Les pays de Visegrad ont en commun une polarisation aiguë. C’est ici que la culture politique communiste a laissé l’empreinte la plus évidente : vous ne faites pas face à un adversaire politique avec qui vous vous disputez ou négociez, mais à un ennemi que vous devez détruire.

Un autre aspect du tournant antilibéral concerne l’économie. Après quinze ans d’économie de marché, les populistes de Varsovie, Bratislava ou Budapest veulent le retour de l’Etat. En fait, ils annoncent le retour de la question sociale. Les perdants de la transition ne peuvent pas vraiment s'enthousiasmer pour les mérites de la flat tax ou de la rhétorique des « nouveaux tigres des Tatras », un des slogans préférés de l’ancien gouvernement slovaque. Depuis quinze ans, les partis socialistes ont soutenu les politiques économiques libérales : il n’est donc pas surprenant que la question sociale revienne à droite (Kaczyinski ou Orban), avec un arrière-fond nationaliste et protectionniste. Les populistes ont détruit le mythe du libéralisme de la nouvelle Europe.

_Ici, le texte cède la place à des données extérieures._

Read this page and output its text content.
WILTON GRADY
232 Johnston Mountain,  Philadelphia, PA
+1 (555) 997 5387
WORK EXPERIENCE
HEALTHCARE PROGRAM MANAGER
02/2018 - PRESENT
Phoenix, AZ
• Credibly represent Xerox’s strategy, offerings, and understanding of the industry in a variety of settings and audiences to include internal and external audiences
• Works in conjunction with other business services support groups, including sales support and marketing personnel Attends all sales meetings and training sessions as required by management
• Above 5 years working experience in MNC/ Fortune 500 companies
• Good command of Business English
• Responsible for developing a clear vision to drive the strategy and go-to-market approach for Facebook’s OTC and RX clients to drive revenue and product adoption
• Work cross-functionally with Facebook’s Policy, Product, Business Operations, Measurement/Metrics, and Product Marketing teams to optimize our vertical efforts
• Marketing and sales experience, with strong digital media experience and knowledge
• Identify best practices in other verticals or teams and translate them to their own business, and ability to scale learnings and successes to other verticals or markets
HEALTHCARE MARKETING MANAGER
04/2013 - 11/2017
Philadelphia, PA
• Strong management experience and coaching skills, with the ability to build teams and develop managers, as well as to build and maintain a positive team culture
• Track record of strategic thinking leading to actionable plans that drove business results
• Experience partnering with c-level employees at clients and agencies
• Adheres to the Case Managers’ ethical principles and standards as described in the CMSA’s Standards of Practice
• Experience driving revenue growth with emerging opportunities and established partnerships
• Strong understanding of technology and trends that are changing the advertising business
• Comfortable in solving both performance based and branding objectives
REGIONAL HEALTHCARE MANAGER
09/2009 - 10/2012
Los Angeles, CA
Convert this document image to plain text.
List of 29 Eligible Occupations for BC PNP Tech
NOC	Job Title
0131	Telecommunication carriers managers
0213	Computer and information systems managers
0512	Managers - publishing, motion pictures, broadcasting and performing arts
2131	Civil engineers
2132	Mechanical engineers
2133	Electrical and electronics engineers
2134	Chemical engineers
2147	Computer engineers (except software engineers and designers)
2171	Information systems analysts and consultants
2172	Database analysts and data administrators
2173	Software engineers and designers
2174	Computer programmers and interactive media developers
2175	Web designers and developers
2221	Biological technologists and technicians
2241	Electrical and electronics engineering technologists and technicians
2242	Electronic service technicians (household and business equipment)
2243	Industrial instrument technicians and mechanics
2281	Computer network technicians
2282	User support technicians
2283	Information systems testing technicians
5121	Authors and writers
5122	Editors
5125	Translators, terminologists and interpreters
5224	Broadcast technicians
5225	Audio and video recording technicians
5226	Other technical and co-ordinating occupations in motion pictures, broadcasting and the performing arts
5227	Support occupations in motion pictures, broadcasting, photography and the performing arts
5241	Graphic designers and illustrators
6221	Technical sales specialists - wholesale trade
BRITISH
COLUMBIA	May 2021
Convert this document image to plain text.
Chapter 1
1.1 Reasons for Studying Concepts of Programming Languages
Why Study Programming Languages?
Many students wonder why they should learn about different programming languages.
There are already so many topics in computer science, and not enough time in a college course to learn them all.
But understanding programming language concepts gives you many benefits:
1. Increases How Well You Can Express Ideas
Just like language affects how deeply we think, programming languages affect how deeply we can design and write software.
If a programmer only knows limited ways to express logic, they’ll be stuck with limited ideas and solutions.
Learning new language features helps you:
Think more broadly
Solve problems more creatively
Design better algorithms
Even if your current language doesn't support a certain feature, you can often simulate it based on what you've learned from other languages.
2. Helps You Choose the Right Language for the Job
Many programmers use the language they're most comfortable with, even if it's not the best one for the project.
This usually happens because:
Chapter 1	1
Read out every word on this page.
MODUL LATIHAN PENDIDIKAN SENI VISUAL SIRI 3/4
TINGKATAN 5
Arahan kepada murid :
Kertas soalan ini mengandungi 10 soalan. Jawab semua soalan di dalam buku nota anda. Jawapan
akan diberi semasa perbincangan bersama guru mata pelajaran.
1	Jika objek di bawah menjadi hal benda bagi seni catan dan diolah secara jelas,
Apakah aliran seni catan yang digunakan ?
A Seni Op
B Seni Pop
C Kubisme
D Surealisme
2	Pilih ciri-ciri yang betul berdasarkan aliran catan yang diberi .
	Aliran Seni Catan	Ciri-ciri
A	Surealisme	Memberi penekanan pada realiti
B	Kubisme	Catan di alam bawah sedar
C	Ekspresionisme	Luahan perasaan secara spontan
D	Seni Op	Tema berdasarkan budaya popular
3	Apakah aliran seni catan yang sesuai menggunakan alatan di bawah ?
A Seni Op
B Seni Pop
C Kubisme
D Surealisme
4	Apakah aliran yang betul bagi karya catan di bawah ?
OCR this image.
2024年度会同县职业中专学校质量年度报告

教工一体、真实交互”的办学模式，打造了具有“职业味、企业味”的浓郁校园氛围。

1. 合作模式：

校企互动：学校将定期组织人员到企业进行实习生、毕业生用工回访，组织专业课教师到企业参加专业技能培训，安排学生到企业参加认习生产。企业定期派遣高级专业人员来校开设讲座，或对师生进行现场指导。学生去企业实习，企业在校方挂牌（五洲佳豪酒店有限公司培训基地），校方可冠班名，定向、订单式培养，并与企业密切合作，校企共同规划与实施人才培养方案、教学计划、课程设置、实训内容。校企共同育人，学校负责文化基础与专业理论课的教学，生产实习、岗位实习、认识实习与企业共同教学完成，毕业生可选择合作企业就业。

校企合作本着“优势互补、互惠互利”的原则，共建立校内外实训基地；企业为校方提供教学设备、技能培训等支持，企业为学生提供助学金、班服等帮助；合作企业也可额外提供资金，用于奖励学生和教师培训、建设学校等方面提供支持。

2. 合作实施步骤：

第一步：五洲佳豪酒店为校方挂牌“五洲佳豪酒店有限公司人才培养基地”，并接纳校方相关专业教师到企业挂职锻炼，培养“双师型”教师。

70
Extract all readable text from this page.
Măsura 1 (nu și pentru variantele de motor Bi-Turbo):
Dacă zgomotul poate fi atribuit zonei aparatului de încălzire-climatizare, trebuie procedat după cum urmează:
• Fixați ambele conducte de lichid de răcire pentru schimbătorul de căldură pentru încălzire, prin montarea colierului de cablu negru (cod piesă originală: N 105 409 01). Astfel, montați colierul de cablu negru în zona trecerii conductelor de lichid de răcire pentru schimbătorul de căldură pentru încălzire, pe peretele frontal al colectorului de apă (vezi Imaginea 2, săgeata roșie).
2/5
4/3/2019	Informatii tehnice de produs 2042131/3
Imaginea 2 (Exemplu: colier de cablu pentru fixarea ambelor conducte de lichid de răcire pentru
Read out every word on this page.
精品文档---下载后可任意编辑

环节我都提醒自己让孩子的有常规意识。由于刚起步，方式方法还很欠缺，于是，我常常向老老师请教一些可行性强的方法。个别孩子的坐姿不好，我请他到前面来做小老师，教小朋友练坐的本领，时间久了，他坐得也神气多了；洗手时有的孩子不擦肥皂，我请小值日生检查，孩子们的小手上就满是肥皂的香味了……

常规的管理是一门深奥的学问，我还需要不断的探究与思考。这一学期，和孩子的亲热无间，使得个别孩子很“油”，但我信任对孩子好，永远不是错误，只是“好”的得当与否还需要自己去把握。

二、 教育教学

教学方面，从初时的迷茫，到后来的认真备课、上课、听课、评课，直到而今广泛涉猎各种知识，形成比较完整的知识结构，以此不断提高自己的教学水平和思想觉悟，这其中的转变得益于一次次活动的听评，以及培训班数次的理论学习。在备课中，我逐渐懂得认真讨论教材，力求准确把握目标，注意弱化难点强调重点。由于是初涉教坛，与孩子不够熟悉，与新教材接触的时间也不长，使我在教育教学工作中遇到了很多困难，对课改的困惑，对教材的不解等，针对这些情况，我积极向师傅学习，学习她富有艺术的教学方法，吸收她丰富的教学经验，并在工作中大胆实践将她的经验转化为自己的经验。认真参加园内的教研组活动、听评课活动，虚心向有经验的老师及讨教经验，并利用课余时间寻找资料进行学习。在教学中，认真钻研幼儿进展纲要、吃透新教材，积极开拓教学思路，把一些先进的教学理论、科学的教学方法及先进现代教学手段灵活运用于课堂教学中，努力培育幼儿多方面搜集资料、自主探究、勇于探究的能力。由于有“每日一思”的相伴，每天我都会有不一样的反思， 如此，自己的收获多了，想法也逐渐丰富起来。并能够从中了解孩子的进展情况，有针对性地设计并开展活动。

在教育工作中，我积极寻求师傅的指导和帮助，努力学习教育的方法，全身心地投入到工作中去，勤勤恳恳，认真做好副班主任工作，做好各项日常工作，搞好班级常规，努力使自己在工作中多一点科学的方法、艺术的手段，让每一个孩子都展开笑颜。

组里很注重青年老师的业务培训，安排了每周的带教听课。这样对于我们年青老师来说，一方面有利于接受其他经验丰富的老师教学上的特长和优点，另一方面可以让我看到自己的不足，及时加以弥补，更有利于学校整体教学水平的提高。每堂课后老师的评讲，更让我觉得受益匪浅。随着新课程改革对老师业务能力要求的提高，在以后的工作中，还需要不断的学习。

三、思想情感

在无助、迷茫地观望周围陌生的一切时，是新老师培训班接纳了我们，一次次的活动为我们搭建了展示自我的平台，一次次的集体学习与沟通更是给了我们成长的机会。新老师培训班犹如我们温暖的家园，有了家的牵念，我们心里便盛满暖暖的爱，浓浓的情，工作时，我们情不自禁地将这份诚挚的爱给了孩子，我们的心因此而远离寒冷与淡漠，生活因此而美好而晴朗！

La troisième caractéristique de la vague populiste est-européenne est son attaque contre le consensus qui a uni les élites depuis 1990. Les gouvernements vont et viennent, mais ils ont dans l’ensemble mené des politiques intérieures favorables à l’économie de marché et une politique extérieure tournée vers l’Otan et l’UE. Le défi populiste à la modernisation conduite par les élites politiques et technocratiques dans les années 1990 prend deux formes : un tournant anti-corruption, d’une part, et d’autre part comme une « décommunisation ». En Pologne, nous trouvons une intéressante combinaison des deux avec la dénonciation du « péché originel » du compromis de 1989 entre les élites dissidentes modérées et les élites communistes modérées, qui avait permis une transition en douceur. Cette « faute morale et politique » aurait permis aux ex-communistes de convertir leur pouvoir politique en pouvoir économique et aurait fait le lit de la corruption qui a accompagné le processus de privatisation. D’où la nécessité d’une attaque sur les deux fronts : la lutte contre la corruption et la décommunisation, qui est un leitmotiv des jumeaux Kaczynski, d’Orban, et dans une certaine mesure du parti de droite (ODS) qui est aux affaires à Prague.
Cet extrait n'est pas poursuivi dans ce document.